Largess was a fresh, new case—trying to fashion a federal constitutional claim that the anti-gay-marriage challengers hoped would make the issue Supreme Court eligible. In essence, what these plaintiffs were saying was that, somehow, the federal courts must find a way to curb “activist” judges who are running amok on the gay-marriage question. But the specific constitutional issue they framed—a claim that the state court had denied them a “republican form of government”—was one that the Supreme Court had considered only once in the past 90 years, and on that occasion it did not even decide the question in a final or definitive way. Justices and constitutional law scholars do not stay awake nights musing about the meaning of the “Guarantee Clause” upon which this appeal stood. Further: This case had never even gone to trial in the lower federal courts; it arose on a motion for a preliminary court order to block the implementation of the state court ruling before that decision took effect in May of this year. There may be more to play out in this case in lower courts.
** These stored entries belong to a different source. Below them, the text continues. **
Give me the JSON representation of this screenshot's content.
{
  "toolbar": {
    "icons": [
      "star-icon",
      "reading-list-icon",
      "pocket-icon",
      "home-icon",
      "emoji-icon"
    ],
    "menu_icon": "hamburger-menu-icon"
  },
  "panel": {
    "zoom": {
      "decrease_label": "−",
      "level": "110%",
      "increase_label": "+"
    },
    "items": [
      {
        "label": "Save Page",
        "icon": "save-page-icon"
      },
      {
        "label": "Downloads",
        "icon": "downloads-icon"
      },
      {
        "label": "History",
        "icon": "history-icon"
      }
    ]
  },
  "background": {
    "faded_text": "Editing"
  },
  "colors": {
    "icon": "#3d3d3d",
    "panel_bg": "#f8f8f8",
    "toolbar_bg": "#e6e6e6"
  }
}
Oh, and yet another reason this was not “news.” The people of Massachusetts still have a chance to undo the gay-marriage ruling by their state court. As the state’s attorney general told the Supreme Court in responding to the appeal: The state court ruling “leaves fully intact the ultimate control of the people of the Commonwealth over their government and their laws—including control of whether same-sex marriage should be permitted in the Commonwealth.” In other words, the AG was saying, the “republican form of government” appears to still be functioning just fine in Massachusetts.

It is often said around the Supreme Court that no one should read anything into a simple—and usually unexplained—denial of review of a new case. There can be a host of reasons why a case gets passed up, and no one outside the court can ever be sure which, if any, reason was decisive. A denial of review can have political or social consequences, of course, and that might give it some news value. But, except for the agenda-driven comments by those quoted in this week’s stories about Mr. Largess’ case, it is not clear that this denial moved the gay-marriage debate one millimeter in either direction.